The term “white privilege” is stoking divisions and marginalizing the most disadvantaged, an equalities minister has claimed. Kemi Badenoch said that an “intense focus on race” was weakening Britons' sense of national identity. She suggested that people should be emphasizing what they have in common, rather than their differences….. She pointed to a BBC educational video designed for children, that had been viewed three million times, which said that white children had a duty to understand their privilege so society is “fairer and more equal”. Badenoch said: “We should not carelessly use skin colour as a proxy for disadvantage”….. She added: “As someone who grew up in Nigeria, where there is only one skin colour but more than 300 ethnic groups, the more ethnic identity is emphasised the weaker national identity becomes. This is a dangerous trend for a multiracial society where we need to lean on what we have in common not emphasise our differences.”

  

2. Battle of the Sexes: That is how it was once called, and after a long period in the wilderness, it is interesting that one young radical feminist has thoroughly upset the already divided feminist camp, with a remarkable book about modern sexual behaviour in which she dares to declare, what has in latter decades been seen by many in the feminist camp as heresy, ‘men and women are different.' It's come home! So, as we'll see later on, there is a swing back (but don't get excited it's still a little way off) towards the biblical teaching.

 

Sexism, unfairness that has occurred within society in respect of women, women doing exactly the same job as men for less pay, not being allowed to vote, etc., arose because of it not being properly addressed as the world developed and changed. But gender issues may be a completely different ballgame for they arise not so much from history but stretching attempts to decriminalize certain sexual behaviours in private (more on this later) and using them as weapons to bring darkness. As we'll remind ourselves later there are many good differences between men and women but because the inequalities were not being addressed, they have become the weapons of the new war.

 

3. Identity Crises: We have already considered the question of identity. The confusion that has spread through the battlefields of racism, into the battle of the sexes, and now into the battlefield of gender identity, is really all a battle over identity but it is a battle that in each case creates an increased sense of difference or division from others, fertile ground to cause discord and upset.

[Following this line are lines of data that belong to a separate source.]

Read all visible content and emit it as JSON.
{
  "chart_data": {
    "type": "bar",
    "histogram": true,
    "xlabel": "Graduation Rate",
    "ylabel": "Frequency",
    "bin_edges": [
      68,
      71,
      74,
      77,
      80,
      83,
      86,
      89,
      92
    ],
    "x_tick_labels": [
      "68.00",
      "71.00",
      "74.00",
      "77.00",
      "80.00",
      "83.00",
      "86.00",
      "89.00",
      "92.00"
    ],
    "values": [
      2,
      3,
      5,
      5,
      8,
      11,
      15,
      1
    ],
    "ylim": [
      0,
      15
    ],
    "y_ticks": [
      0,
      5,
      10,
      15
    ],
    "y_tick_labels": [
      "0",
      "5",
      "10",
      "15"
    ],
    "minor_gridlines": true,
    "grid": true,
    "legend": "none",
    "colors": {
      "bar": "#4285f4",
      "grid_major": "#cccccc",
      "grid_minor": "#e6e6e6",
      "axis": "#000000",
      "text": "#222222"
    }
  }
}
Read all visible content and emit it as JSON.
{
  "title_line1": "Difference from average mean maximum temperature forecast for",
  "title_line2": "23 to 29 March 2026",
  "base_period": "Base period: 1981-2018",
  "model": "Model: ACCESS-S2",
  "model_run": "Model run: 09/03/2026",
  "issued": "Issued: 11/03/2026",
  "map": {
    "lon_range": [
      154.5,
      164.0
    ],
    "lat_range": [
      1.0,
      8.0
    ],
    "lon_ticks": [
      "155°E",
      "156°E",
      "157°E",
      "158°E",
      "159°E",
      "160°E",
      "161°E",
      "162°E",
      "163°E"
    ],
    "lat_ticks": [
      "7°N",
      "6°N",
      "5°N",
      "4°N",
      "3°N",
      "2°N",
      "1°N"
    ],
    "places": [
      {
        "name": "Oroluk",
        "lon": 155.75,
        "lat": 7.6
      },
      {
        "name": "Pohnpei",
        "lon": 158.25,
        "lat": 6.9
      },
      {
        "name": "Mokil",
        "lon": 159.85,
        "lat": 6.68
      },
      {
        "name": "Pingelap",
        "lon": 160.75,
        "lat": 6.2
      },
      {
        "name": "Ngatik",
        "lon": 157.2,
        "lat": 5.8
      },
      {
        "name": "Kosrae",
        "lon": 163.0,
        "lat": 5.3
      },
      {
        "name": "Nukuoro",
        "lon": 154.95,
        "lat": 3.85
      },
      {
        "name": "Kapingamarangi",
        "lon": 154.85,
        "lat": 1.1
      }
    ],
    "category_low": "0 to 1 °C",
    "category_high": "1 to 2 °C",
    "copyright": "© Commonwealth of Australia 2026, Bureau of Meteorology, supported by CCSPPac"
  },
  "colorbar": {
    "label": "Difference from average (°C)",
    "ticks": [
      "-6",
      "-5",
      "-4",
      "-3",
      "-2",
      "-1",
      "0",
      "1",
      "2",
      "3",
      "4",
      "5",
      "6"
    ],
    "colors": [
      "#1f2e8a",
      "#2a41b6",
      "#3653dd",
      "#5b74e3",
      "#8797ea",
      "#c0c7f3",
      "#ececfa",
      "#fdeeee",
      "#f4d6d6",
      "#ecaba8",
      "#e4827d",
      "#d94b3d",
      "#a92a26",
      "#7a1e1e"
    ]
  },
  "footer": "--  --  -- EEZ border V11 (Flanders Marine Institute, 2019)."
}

The attack in the sphere of race has been to accentuate differences of race – black versus white – playing on historical injustices of slavery but, as we shall see in that chapter, distorting the truth as to how that has played out.

The attack in the sphere of sexuality has been to overstate the need to balance out equality of women, to challenge the realities of gender, and to cause ever widening gaps between men and women, straights and gays, and those demanding they change their sexual identity. More and more division that has been used to change ways of thinking that, under scrutiny, fail to stand the tests of truth.

 

Back to Church: The existence of local churches was never, I believe, a sign of division of the Church, merely an expression of the reality of local believers gathering together. Travelling apostles, prophets, and evangelists are the initial threads that held the Church together. The Great Schism or Schism of 1054, a divide between the churches of east and west was a serious division as, it might be suggested, was the work of the Reformation and, indeed, the creation later of new ‘denominations'. Unfortunately new life didn't mean the old life died. Division has always been a goal of the enemy. Why? Remember the old adage: united we stand, divided we fall.